Blockchain plays a key role as an incentive and validation layer:
● Trust and data integrity
Distributed ledger technology ensures that every contribution—whether it’s a geotagged photo, a small photogrammetric scan, or a sensor log—is stored in a tamper-proof manner. Because every data submission is hashed and recorded on a public or private blockchain, users and researchers can trace the origin and authenticity of spatial data.
● Tokenized incentives
Blockchain-based tokens can provide micro-rewards based on the quality, quantity, and relevance of submitted data. Contributors are compensated through smart contracts, which automatically distribute tokens to participants when data meets certain criteria (such as clarity, geospatial accuracy, novelty). By providing fair and transparent incentives, the platform encourages continuous high-quality data contributions - a key requirement for building large-scale and updated datasets.
● Open Ecosystem for Spatial Data
Decentralized ecosystems are less susceptible to single points of failure or data monopolies.

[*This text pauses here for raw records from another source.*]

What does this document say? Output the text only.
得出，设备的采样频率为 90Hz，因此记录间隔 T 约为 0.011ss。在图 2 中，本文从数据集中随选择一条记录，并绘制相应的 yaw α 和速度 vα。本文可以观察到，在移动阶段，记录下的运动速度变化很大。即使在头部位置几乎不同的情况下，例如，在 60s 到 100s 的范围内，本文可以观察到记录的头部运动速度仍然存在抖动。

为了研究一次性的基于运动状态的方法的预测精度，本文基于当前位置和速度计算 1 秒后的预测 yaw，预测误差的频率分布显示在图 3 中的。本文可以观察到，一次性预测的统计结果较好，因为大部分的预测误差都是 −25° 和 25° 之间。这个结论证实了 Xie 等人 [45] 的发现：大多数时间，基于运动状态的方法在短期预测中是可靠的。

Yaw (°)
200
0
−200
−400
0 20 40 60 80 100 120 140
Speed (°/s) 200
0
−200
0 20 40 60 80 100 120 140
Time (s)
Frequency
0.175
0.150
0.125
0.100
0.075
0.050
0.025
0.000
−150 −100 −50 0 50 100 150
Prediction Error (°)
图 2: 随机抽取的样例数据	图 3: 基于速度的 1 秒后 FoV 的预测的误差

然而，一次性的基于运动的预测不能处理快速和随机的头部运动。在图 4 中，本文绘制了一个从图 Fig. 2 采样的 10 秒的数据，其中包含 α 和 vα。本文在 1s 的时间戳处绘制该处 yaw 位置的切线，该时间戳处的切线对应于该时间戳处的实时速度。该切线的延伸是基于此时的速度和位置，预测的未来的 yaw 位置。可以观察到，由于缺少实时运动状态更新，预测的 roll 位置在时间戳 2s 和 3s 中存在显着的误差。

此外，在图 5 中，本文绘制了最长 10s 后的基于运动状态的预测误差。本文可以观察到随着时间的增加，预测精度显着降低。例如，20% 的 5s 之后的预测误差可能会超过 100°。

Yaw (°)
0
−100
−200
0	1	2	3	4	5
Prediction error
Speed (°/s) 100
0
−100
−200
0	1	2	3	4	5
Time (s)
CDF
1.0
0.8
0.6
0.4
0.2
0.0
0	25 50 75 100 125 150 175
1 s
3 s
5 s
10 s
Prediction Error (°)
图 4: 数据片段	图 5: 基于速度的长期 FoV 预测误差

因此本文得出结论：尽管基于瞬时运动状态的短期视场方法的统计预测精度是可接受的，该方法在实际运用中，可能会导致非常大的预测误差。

Tokens give rise to a micro-economy that encourages diverse entities such as professional cartographers, AI labs, enthusiasts, startups, and smartphone users to collaborate, thereby enhancing the quantity and reliability of data flows.
Decentralized Physical Artificial Intelligence (DePAI) is one of the few areas that I believe can use blockchain and crypto incentive mechanisms to have a substantial impact on other technology fields.